Countering the nationalistic rhetoric of Brexit, the 17th edition of Frieze London (3-6 October) is its most international yet. “We have been working to make sure London feels as open, exciting and global as ever,” says the director Victoria Siddall.
With the UK currently due to leave the EU on 31 October, the fair is advising galleries to be well prepared when they are shipping works home. But, in the run-up, it’s “business as usual”, Siddall says.
Much of Frieze London looks further afield: galleries from 36 countries take part in this year’s fair, up from 30 last year. There is an increase in participation from Southeast Asia, with newcomers from Manila, Taipei and Seoul.
Cosmin Costinas, the executive director of the Hong Kong art centre Para Site, has organised the themed section this year. Titled Woven, it features eight artists who all use textile or fabric to lay bare the “continuous legacies of the colonial catastrophe”, he says.
Here again there is a strong Southeast Asian component, with emerging artists including Angela Su and Chitra Ganesh on show along with established names such as the Filipino artist Pacita Abad (1946-2004) and the Indian artist Mrinalini Mukherjee (1949-2015). Mukherjee was the subject of a survey this year at the Met Breuer in New York.

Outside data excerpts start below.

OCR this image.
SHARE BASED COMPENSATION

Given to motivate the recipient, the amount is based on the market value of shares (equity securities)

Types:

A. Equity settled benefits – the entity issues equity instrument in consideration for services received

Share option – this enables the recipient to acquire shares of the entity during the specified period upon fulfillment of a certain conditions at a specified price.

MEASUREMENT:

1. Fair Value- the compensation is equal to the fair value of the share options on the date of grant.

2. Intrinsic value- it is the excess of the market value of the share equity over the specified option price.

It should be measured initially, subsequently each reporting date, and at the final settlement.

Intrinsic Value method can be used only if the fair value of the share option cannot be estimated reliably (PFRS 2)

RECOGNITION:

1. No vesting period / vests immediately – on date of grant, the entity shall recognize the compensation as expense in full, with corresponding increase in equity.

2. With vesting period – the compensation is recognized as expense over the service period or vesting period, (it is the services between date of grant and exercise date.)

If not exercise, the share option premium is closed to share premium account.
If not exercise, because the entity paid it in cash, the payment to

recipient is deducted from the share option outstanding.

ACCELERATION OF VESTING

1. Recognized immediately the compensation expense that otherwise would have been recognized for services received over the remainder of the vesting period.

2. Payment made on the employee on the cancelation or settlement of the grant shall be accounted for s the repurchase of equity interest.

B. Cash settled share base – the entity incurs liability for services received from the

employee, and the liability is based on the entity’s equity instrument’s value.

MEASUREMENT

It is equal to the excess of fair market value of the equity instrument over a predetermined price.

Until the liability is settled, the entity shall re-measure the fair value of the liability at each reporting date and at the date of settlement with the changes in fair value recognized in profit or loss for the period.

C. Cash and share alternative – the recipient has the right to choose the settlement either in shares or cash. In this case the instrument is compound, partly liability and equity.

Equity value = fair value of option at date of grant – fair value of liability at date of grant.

“We really wanted Cosmin’s global perspective; it feels a very appropriate time to be embracing art from different parts of the world,” Siddall says.
Meanwhile, East meets West in the Collection section at Frieze Masters. Under the curatorial eye of BBC One’s Antiques Roadshow expert Amin Jaffer, Gregg Baker Asian Art is presenting historical and Modern Japanese art influenced by Buddhist and Zen philosophies, while Grosvenor Gallery mixes monochromatic works by the Indian Modernist S.H. Raza with antiquities.
Words from Weiwei
A highlight of the Frieze Masters talks is a discussion between Tim Marlow and Ai Weiwei, the Chinese dissident artist whose team is documenting the pro-democracy protests in Hong Kong. Weiwiei says elusively he “may discuss Hong Kong” during the talk. Other artists doing panels include Mark Bradford, Elizabeth Peyton and Edmund de Waal.
Frieze London’s subsidised Focus section, for galleries under 16 years old, is no less diverse, featuring 33 galleries from 19 countries. This year, a peer-led selection committee is offering support to newcomers. London gallery Tiwani Contemporary, which is focused on Africa and its diaspora, is exhibiting for the first time; its outgoing head of exhibitions, Eva Langret, joins Frieze as artistic director in November.
“The gallery landscape has changed so much over the past few years,” Siddall says. “Whereas before we used to just think about galleries [as a whole], now we have to think about them in entirely different terms. The very big galleries and the very young galleries are completely different businesses.”
Proof that there is life in the art fair ecosystem yet is that five galleries, including 47 Canal and Carlos/Ishikawa, are graduating to the main gallery section.
Siddall says: “With Focus, we identify the galleries we want to support in the hope that they will then be able to step up to the main section, take a bigger booth and be placed alongside established galleries. This is exactly how it’s supposed to work.”